Ceci signifie que toutes les conditions sont réunies pour (enfin) prendre les mesures de fond dont la planète a grand besoin.
1 – L’objectif. Une très grande ONG française a récemment décrit ce qu’elle attend de Sommet de RIO. En substance : la promotion du travail décent, la reconnaissance du droit à un environnement sain pour tous, la création d’un socle de protection sociale universel qui inclue la santé, l’éducation et des systèmes de revenus minimum pour celles et ceux qui se retrouvent dans l’incapacité de travailler, la préservation de la production alimentaire dans chaque pays, et la protection des droits de l’Homme dans les accords internationaux du commerce.
Grosso modo, ces demandes sont représentatives des attentes de la société civile mondiale.
2 – Le problème posé par ces demandes. Supposons que le Sommet de RIO décide de mettre enœuvre la totalité de ces propositions, par des conclusions claires et précises. Si un pays (en particulier une dictature) ne fait aucun effort pour les appliquer, que se passera t-il ? Rien.

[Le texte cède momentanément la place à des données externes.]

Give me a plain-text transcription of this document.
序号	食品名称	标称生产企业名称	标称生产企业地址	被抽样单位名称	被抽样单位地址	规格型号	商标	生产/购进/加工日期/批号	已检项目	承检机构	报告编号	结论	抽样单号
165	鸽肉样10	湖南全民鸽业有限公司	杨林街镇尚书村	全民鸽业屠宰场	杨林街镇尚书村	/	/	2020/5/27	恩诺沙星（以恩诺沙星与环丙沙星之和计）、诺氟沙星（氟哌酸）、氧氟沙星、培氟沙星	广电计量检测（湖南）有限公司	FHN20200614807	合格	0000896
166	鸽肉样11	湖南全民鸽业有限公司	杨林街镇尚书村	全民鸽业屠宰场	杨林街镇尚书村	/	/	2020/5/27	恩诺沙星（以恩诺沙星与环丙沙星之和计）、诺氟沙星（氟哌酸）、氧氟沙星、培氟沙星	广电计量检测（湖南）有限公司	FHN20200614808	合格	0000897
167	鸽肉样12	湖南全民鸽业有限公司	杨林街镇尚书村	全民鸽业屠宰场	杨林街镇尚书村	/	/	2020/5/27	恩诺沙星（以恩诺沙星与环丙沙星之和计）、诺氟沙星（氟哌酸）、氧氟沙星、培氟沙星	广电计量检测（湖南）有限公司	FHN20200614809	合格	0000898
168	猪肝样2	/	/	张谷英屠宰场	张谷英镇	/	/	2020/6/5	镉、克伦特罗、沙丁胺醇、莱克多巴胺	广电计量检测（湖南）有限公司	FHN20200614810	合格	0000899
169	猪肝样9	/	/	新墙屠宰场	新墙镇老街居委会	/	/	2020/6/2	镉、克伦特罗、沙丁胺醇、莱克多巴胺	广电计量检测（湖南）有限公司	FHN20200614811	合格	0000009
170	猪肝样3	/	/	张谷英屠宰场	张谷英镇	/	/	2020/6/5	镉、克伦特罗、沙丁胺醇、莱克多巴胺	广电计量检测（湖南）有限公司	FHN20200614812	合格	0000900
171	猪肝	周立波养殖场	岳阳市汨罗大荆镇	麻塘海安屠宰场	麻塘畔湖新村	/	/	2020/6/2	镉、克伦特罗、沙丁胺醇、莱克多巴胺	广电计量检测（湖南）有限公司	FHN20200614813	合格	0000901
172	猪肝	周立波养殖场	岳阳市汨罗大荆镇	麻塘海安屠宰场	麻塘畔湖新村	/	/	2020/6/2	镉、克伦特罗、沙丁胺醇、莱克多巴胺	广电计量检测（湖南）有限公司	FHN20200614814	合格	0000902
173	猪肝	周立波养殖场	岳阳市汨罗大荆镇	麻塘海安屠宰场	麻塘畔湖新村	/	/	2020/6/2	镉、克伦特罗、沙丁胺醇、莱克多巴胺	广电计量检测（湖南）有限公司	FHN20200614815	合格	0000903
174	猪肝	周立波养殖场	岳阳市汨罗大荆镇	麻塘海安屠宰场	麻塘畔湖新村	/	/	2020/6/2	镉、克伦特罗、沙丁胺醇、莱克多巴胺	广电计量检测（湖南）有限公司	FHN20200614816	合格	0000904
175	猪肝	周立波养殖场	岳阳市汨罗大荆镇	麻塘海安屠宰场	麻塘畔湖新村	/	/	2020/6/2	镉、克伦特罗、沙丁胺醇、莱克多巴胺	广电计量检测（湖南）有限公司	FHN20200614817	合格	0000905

Cela vaut pour la totalité des demandes décrites au point 1 ci-dessus. Récemment, le collectif ROOSEVELT 2012 ( http://www.roosevelt2012.fr/) rappelait qu’avant d’adhérer à l’OMC, la Chine a signé 22 conventions sociales à l’Organisation Internationale du Travail[1]mais qu’ elle n’en respecte quasiment aucune. Face au côté immoral de cette situation et à la concurrence déloyale qu’elle entraîne, que se passe t-il ? Rien. Pouvons-nous bloquer ou réduire nos importations chinoises en attendant plus de bonne volonté de la part de la Chine ? Non, les règles de l’OMC s’y opposent.
Certes, en interne, un syndicaliste chinois peut toujours faire un procès à l’Etat Chinois, et il devrait obtenir gain de cause, puisque la Chine s’est engagée sur ces 22 conventions. On souhaite bonne chance à ce syndicaliste
3 – Pourquoi sommes-nous ainsi paralysés ?
Pour répondre à cette question, revenons un instant sur l’histoire récente.
Pendant les trente glorieuses, l’économie était centrée sur des territoires géographiques : nos États-Nations. La délocalisation des entreprises était extrêmement difficile. Le contrôle des changes rendait quasiment impossible la fuite des capitaux. Le niveau des droits de douane nous protégeait des importations.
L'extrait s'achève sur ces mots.